In 20 out of 21 experiments (95.23%), the results were not significant to toss out coincidence as the reason. In 1  out of 21 experiments (4.77% ) it was and hence green was linked to acne.

In other words, there was 95.23% probability (p=0.9523) that any observed link between jelly bean and acne is just random.

However the media reports, “Green jelly beans linked to acne at 95% confidence level”, because that experiment found p<0.05.

Green color is the spurious variable. The fact that the Green experiment had p<0.05 could easily be because this experiment run happened to have high concentration of random flukes in it.

The very definition of statistical significance testing using random sampling is just that.

If we have not seen the first experiment  or the 19 other experiments that had p>0.05, we would be tempted to accept the link between green jelly beans and acne. Since we saw all the negative results, we know better.

In reality, we don’t see most if not all of the negative findings. Only the positive results get written up – be it the results of an A/B test that magically increased conversion or scientific research.
After all it is not interesting to read how changing just one word did not have a effect on conversion rates. Such negative findings deserve their place in the round filing cabinet.

By rejecting all negative findings and choosing only postive findings, the experimenters violate the rule of random sampling and  highlight the high concentration of random flukes as breakthrough.

The next step in this slippery slope of pseudo statistical testing is Data Dredging. Here one skips the need for initial hypotheses and simply launches into data for finding “interesting correlations”.
Data Dredging is slicing up data in every possible dimension to find something – anything.

For example, “Eating Green jelly beans with left hand while standing up on Tuesdays” causes acne.
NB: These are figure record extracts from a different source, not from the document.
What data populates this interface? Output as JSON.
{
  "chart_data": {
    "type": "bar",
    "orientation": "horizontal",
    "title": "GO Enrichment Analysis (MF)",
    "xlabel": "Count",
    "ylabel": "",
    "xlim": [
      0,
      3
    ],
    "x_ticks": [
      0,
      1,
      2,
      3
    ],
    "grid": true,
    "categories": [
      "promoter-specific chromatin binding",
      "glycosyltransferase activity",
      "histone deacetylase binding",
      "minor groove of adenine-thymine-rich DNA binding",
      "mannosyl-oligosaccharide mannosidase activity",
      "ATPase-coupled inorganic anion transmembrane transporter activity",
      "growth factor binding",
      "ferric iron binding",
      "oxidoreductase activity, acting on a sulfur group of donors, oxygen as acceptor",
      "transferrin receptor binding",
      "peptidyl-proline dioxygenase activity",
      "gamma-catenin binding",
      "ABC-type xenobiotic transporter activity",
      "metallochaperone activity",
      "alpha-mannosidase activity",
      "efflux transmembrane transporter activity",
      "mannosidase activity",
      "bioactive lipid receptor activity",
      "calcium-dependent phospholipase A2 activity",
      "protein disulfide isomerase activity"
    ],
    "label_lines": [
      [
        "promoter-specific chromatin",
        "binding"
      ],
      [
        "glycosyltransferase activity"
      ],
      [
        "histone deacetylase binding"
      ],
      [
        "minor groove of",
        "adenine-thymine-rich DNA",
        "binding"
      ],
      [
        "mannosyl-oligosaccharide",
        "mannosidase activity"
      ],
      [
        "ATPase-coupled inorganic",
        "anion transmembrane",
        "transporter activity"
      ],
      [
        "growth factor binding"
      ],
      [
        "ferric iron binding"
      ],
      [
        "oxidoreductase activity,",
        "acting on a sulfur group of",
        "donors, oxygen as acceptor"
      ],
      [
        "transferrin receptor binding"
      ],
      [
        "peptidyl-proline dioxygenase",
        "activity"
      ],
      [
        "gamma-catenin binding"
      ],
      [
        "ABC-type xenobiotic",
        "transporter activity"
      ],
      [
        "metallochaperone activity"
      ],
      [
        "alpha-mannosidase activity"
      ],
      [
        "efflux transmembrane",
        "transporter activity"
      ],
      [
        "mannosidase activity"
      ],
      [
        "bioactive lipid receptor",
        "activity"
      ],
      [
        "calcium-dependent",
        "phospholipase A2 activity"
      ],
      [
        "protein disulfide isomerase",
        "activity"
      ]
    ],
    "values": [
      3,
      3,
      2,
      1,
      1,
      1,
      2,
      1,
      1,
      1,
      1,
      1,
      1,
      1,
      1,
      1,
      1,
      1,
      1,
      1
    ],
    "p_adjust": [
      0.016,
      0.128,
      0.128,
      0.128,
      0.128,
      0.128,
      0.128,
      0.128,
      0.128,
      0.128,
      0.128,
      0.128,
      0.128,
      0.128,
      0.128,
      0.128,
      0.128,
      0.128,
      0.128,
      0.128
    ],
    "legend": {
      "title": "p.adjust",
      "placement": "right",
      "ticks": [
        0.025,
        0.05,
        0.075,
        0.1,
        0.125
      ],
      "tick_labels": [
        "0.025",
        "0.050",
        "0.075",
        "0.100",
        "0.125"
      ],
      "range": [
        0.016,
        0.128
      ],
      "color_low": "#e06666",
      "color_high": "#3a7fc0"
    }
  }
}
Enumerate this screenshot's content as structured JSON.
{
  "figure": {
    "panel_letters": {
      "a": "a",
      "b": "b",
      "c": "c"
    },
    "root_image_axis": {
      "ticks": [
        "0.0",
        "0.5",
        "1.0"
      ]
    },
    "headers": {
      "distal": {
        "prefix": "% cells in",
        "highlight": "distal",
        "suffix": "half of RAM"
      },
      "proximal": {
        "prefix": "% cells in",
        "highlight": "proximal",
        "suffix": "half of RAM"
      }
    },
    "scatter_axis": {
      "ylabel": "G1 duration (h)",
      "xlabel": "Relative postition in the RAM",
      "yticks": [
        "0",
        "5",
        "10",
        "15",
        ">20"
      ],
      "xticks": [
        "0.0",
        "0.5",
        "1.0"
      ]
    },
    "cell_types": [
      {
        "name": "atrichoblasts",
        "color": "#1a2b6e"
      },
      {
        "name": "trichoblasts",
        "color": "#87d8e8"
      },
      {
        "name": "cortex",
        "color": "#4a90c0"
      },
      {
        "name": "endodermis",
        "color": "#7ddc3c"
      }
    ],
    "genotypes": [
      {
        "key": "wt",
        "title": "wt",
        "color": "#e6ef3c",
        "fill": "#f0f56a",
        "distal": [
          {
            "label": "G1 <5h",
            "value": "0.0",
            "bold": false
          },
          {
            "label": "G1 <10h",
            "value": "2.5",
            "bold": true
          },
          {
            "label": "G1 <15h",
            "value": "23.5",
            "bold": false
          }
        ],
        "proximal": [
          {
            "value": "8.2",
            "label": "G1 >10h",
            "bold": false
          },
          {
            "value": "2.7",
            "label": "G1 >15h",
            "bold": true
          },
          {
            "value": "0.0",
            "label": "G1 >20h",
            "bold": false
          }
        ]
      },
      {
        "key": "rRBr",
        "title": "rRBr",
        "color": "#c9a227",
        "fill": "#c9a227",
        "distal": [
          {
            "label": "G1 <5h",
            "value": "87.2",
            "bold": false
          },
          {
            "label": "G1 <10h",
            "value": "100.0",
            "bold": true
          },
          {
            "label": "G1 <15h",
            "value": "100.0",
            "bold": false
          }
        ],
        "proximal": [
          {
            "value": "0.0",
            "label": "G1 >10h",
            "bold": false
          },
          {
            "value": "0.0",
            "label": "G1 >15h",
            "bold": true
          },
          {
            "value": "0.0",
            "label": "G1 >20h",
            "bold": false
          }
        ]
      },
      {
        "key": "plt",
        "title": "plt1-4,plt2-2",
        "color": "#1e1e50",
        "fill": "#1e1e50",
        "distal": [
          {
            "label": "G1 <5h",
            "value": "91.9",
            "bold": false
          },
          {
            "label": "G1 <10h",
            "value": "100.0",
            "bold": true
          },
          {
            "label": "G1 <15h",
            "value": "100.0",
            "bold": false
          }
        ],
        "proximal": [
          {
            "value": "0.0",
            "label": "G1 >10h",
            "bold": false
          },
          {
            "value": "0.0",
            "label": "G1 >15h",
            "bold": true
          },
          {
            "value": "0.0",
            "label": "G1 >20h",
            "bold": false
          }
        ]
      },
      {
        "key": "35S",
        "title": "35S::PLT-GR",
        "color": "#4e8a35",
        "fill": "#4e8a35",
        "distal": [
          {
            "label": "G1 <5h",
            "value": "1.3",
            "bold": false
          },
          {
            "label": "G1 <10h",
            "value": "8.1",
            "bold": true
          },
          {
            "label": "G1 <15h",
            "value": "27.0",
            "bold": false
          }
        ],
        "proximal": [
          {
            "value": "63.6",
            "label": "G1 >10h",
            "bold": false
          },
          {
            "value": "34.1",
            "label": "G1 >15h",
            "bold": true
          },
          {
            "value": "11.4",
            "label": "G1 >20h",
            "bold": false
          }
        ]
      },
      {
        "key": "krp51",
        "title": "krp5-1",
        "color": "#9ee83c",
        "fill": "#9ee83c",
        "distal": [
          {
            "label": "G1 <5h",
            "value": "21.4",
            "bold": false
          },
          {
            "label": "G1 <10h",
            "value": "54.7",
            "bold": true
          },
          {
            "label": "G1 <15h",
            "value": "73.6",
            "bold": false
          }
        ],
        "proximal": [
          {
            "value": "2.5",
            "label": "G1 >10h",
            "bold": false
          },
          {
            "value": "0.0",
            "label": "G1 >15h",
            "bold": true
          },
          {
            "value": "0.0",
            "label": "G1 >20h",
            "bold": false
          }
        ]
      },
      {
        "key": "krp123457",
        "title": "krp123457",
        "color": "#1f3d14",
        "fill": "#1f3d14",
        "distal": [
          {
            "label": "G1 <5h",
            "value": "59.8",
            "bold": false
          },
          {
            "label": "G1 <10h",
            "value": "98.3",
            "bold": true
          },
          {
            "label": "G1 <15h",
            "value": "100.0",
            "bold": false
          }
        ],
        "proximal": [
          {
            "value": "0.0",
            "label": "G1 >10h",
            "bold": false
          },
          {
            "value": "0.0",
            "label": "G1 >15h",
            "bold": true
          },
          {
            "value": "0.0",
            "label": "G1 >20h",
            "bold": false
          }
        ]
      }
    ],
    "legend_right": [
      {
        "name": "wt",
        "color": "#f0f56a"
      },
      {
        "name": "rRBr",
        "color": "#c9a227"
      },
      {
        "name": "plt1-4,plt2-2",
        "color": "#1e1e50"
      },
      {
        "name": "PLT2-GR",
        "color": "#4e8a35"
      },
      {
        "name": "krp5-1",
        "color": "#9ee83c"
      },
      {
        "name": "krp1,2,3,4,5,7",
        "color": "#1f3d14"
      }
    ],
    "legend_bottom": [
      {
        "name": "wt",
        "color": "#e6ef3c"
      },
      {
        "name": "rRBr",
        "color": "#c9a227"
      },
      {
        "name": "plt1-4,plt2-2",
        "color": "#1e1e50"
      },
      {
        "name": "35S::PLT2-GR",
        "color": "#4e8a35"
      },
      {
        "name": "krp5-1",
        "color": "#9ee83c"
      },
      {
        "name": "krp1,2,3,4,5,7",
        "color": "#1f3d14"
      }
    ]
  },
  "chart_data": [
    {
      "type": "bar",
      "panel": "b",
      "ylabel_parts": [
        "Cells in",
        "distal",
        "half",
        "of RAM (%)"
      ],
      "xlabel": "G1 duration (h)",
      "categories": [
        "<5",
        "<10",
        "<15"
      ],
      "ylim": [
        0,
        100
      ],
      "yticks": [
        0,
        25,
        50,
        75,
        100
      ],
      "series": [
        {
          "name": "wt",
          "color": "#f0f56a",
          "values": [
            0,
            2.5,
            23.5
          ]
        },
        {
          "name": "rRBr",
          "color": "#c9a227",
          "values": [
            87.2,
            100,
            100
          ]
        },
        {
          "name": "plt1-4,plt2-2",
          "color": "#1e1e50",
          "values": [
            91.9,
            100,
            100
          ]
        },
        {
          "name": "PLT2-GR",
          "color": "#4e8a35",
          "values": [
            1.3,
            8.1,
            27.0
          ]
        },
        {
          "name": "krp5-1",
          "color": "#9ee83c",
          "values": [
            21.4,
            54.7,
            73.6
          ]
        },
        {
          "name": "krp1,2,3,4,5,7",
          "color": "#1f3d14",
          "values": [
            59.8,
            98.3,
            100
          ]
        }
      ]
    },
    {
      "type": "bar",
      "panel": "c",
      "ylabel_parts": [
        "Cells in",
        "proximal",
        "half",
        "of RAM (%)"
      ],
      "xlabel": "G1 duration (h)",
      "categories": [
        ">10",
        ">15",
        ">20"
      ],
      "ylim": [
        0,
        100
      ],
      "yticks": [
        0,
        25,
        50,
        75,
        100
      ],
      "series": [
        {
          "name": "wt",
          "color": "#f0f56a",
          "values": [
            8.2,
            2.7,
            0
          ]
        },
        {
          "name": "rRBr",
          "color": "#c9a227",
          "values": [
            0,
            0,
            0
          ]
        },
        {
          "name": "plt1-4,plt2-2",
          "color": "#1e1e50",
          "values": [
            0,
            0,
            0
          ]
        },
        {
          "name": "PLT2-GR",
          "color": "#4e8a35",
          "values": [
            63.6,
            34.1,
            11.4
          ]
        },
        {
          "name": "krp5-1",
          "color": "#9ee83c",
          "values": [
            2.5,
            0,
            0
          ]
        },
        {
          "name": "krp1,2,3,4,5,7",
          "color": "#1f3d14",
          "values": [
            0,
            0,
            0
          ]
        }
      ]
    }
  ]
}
If you find this claim is so ridiculous that you will not fall for it, consider all the articles you have seen about the best days to run email marketing  and best days to tweet OR How to do marketing like  certain brands.

Can you spot the fact that these are based on Data Dredging?

(See here for great article on Data Dredging).

In this age of instant publication, easy experimentation, Big Data and social media echo chamber, how can you spot and stay clear of Random Flukes reported as scientific research?

You can start with this framework:

  1. What are the initial hypotheses before collecting data? If there is none, thanks but no thanks. (Data Dredging)
  2. How are these hypotheses arrived at? If these were derived from the very data they are tested with, keep moving. A great example of this is the class of books, “7 Habits of …”
  3. See a study from extremely large samples? Many of the random flukes that do not show up in small samples do get magnified in large samples. It is just due to the mathematical artifact. Again, thanks but no thanks.
  4. Very narrow finding? It is the Green jelly bean again ask about other dimensions.

Or you can just plain ignore all these nonsensical findings camouflaged in analytics.